Establishment and assessment of the turbidity forecast model

Establishment of a turbidity-forecasting model

We now apply self-organizing nonlinear models for GMDH and SGMDH. The GMDH turbidity forecast model is developed according to the procedure described below. Figure 1 presents a flowchart of turbidity forecasting.
  1. 1.

    Obtain turbidity-related historical data, such as turbidity, rainfall, and discharge, at specific stations.

     
  2. 2.
    Select the input variables.
    1. (1)

      Assume the output variable is Y, which represents the forecast turbidity.

       
    2. (2)

      Assume the input variables are X 1, X 2, X 3,, X m , which represent turbidity, rainfall, discharge, and so on.

       
    3. (3)

      Establish a nonlinear equation Y = f (X 1, X 2,, X m ).

       
     
  3. 3.

    Determine the optimum number of modeling data and variable combinations to establish a forecast model through trial-and-error.

     
  4. 4.

    Establish an input–output relationship with both the GMDH and SGMDH algorithms; derive the model layer-by-layer until optimality is achieved, and then return, layer-by-layer, to the inertial input layer to establish a GMDH or SGMDH forecast equation.

     
  5. 5.

    Input the variables and begin model forecasting.

     
  6. 6.

    Output the forecast results.

     
  7. 7.

    Consider whether there is a temporal impact. If so, a recursive/sequential structure is necessary.

     
  8. 8.

    Generate a final optimum turbidity-forecasting model.

     
Fig. 1

Flowchart of GMDH/SGMDH turbidity-forecasting model construction

Based on the previous step, the output variable of the forecasting model is the turbidity MUD(t) at time t, where t represents the time period. The input variables are the daily turbidity T(t−1) ~ T(tm) for the period 1 ~ m, daily rainfall R(t1) ~ R(tn) for the period 1 ~ n, and daily discharge of the Cishan River Q(t1) ~ Q(tk) for the period 1 ~ k. The forecast relation is presented below:
$${\text{MUD}}(t )= F(T(t - 1),T(t - 2), \ldots ,T(t - m),R(t - 1),R(t - 2), \, \ldots ,R(t - n),Q(t - 1), \, Q(t - 2), \ldots ,Q(t - k)).$$
(5)

Model efficiency evaluation

The model can be evaluated by comparing its predictions to the measured values. The efficiency of the model is evaluated using the root mean square error (RMSE) and the coefficient of correlation (CC):
$${\text{RMSE}} = \sqrt {\frac{{\sum\nolimits_{T = 1}^{N} {\left( {X_{T} - \hat{X}_{T} } \right)^{2} } }}{N}}$$
(6)
$${\text{CC}} = \frac{{\sum\nolimits_{T = 1}^{N} {\left( {X_{T} - \bar{X}} \right)\left( {\hat{X}_{T} - \bar{\hat{X}}} \right)} }}{{\sqrt {\sum\nolimits_{T = 1}^{N} {\left( {X_{T} - \bar{X}} \right)^{2} } \sum\nolimits_{T = 1}^{N} {\left( {\hat{X}_{T} - \bar{\hat{X}}} \right)^{2} } } }},$$
(7)
where \(X_{T}\) is the observed value, \(\hat{X}_{T}\) is the predicted value, \(\bar{X}\) is the mean observed value, \(\bar{\hat{X}}\) is the mean predicted value, and N represents the total number of observations in the data set. RMSE values approaching 0 and CC values approaching 1 signify better forecast performance.

Case studies

In this section, we compare the results given by our forecast model with real-world data. We first describe the study area and the data set used for comparison; then, we present the forecast results and evaluate the model’s performance.

Study area description

Nanhua Reservoir is located 40 km northeast of Tainan, Taiwan, and approximately 15 km south of the Tseng-Wen Reservoir. Its catchment area is approximately 104 km2. Figure 2 illustrates the reservoir location.
Fig. 2

Position of the study area (Nanhua Reservoir)

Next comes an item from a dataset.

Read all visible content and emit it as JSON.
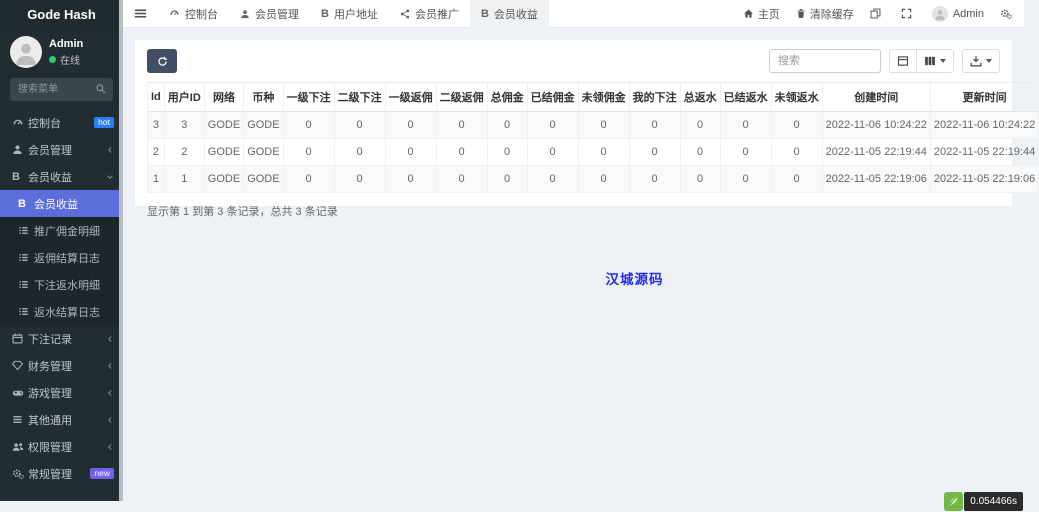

Chiahsien Weir is located in Kaohsiung County, near the Cishan River in Jiashian Township, approximately 450 m upstream of the Jiashian Bridge. The weir is part of the over-basin diversion project of Nanhua Reservoir. Figure 3 presents the site layout. Excess water from the Cishan River is mainly diverted into the Nanhua Reservoir during the wet season. According to reports by the Water Resources Agency and the Taiwan Water Corporation, the Nanhua Reservoir is seriously sediment-impacted. Over-basin diversion has been reported to be the most likely cause of increases in the reservoir sediment level.
Fig. 3

Photograph of the Chiahsien Weir

Selection of research data

This paper explores turbidity changes in the Nanhua Reservoir prior to over-basin diversion (i.e., turbidity changes at the diversion tunnel entrance of the Chiahsien Weir). Numerous variables, such as storms, human activities, and complex natural processes, affect turbidity. These influencing factors closely match the nonlinear structural model of the GMDH algorithm.

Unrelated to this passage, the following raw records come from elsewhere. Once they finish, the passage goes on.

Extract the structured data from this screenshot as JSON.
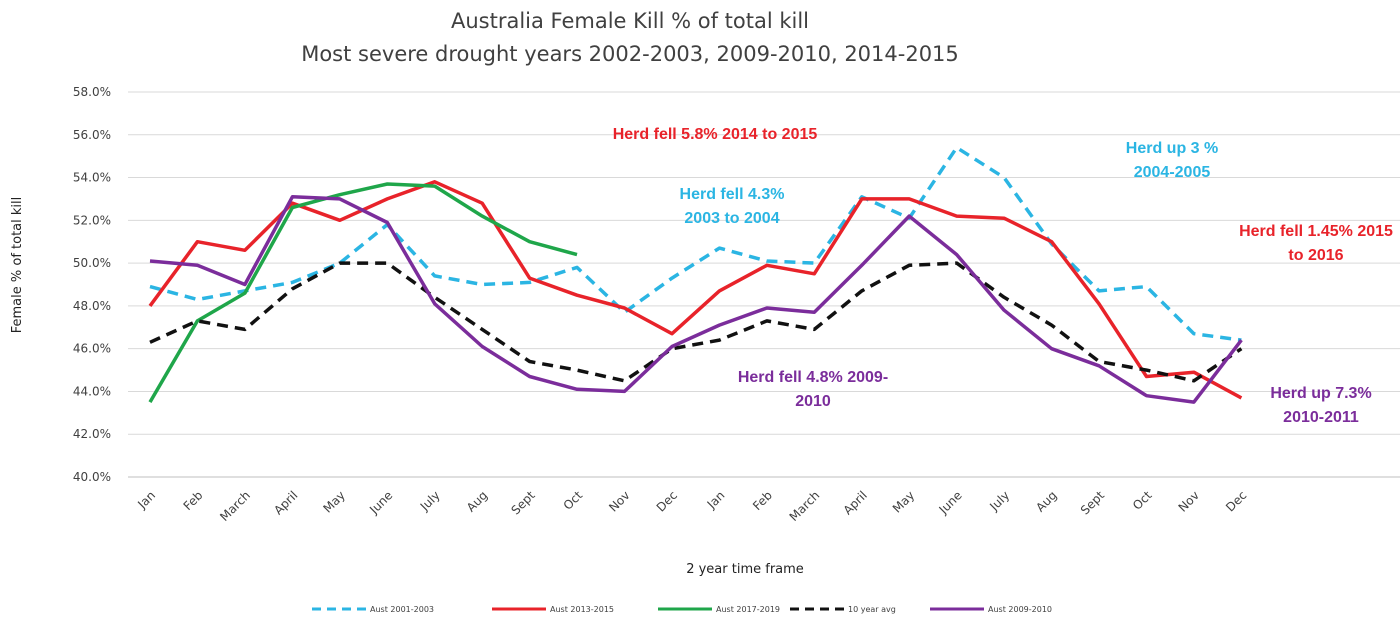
{
  "chart_data": {
    "type": "line",
    "title": [
      "Australia Female Kill % of total kill",
      "Most severe drought years 2002-2003, 2009-2010, 2014-2015"
    ],
    "xlabel": "2 year time frame",
    "ylabel": "Female % of total kill",
    "ylim": [
      40,
      58
    ],
    "y_ticks": [
      "40.0%",
      "42.0%",
      "44.0%",
      "46.0%",
      "48.0%",
      "50.0%",
      "52.0%",
      "54.0%",
      "56.0%",
      "58.0%"
    ],
    "grid": true,
    "legend_position": "bottom",
    "categories": [
      "Jan",
      "Feb",
      "March",
      "April",
      "May",
      "June",
      "July",
      "Aug",
      "Sept",
      "Oct",
      "Nov",
      "Dec",
      "Jan",
      "Feb",
      "March",
      "April",
      "May",
      "June",
      "July",
      "Aug",
      "Sept",
      "Oct",
      "Nov",
      "Dec"
    ],
    "series": [
      {
        "name": "Aust 2001-2003",
        "color": "#2bb5e3",
        "dash": "dashed",
        "values": [
          48.9,
          48.3,
          48.7,
          49.1,
          50.0,
          51.8,
          49.4,
          49.0,
          49.1,
          49.8,
          47.7,
          49.3,
          50.7,
          50.1,
          50.0,
          53.1,
          52.1,
          55.4,
          54.0,
          50.9,
          48.7,
          48.9,
          46.7,
          46.4
        ]
      },
      {
        "name": "Aust 2013-2015",
        "color": "#e8232a",
        "dash": "solid",
        "values": [
          48.0,
          51.0,
          50.6,
          52.8,
          52.0,
          53.0,
          53.8,
          52.8,
          49.3,
          48.5,
          47.9,
          46.7,
          48.7,
          49.9,
          49.5,
          53.0,
          53.0,
          52.2,
          52.1,
          51.0,
          48.1,
          44.7,
          44.9,
          43.7
        ]
      },
      {
        "name": "Aust 2017-2019",
        "color": "#1fa64a",
        "dash": "solid",
        "values": [
          43.5,
          47.3,
          48.6,
          52.6,
          53.2,
          53.7,
          53.6,
          52.2,
          51.0,
          50.4,
          null,
          null,
          null,
          null,
          null,
          null,
          null,
          null,
          null,
          null,
          null,
          null,
          null,
          null
        ]
      },
      {
        "name": "10 year avg",
        "color": "#111111",
        "dash": "dashed",
        "values": [
          46.3,
          47.3,
          46.9,
          48.8,
          50.0,
          50.0,
          48.4,
          46.9,
          45.4,
          45.0,
          44.5,
          46.0,
          46.4,
          47.3,
          46.9,
          48.7,
          49.9,
          50.0,
          48.4,
          47.1,
          45.4,
          45.0,
          44.5,
          46.0
        ]
      },
      {
        "name": "Aust 2009-2010",
        "color": "#7b2d9b",
        "dash": "solid",
        "values": [
          50.1,
          49.9,
          49.0,
          53.1,
          53.0,
          51.9,
          48.1,
          46.1,
          44.7,
          44.1,
          44.0,
          46.1,
          47.1,
          47.9,
          47.7,
          49.9,
          52.2,
          50.4,
          47.8,
          46.0,
          45.2,
          43.8,
          43.5,
          46.4
        ]
      }
    ],
    "annotations": [
      {
        "lines": [
          "Herd fell 5.8% 2014 to 2015"
        ],
        "color": "#e8232a"
      },
      {
        "lines": [
          "Herd fell 4.3%",
          "2003 to 2004"
        ],
        "color": "#2bb5e3"
      },
      {
        "lines": [
          "Herd up 3 %",
          "2004-2005"
        ],
        "color": "#2bb5e3"
      },
      {
        "lines": [
          "Herd fell 1.45% 2015",
          "to 2016"
        ],
        "color": "#e8232a"
      },
      {
        "lines": [
          "Herd fell 4.8% 2009-",
          "2010"
        ],
        "color": "#7b2d9b"
      },
      {
        "lines": [
          "Herd up 7.3%",
          "2010-2011"
        ],
        "color": "#7b2d9b"
      }
    ]
  }
}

Those factors that have the greatest impact on turbidity were utilized as input parameters. Thus, turbidity, rainfall, and discharge were chosen as the domain input parameters. The turbidity at the entrance to the diversion tunnel of the Chiahsien Weir was selected as the main parameter. Rainfall data from the Jiashian rainfall station (the only rainfall station upstream of the diversion channel) and Cishan River discharge data were used as secondary parameters. Using the aforementioned nonlinear system, a predictive turbidity model was built, calibrated, and verified.

GMDH and SGMDH calibrated result comparison

Selection of best algorithm

In the early stages of modeling, the GMDH and SGMDH algorithms were subjected to a trial-and-error procedure. This was intended to select the best algorithm and, finally, to obtain the optimum self-organizing nonlinear system for turbidity forecasting. The best performance results were analyzed by comparing the RMSE and CC given by different data sets and variable combinations. We used historical data from 2000 to 2008, as presented in Table 1. The SGMDH model gave better results in 2000, 2001, 2007, and 2008. The performance in the other years substantiates the assertion that the GMDH model generates better results, and so, this became the preferred model. The algorithm for all hierarchical regression parameters is shown in Table 2. The model was built over four levels, and the variable combinations differed between each level. As can be seen from the table, GMDH remains the best algorithm for computing the average RMSE over an 8-year period. The turbidity data from early 2004 displayed some abnormalities, which led to increased modeling errors. Table 1 presents the modeling results for turbidity data following these abnormal readings; these were not included in the averaging procedure. Eventually, the GMDH algorithm was selected as the most appropriate algorithm for this research.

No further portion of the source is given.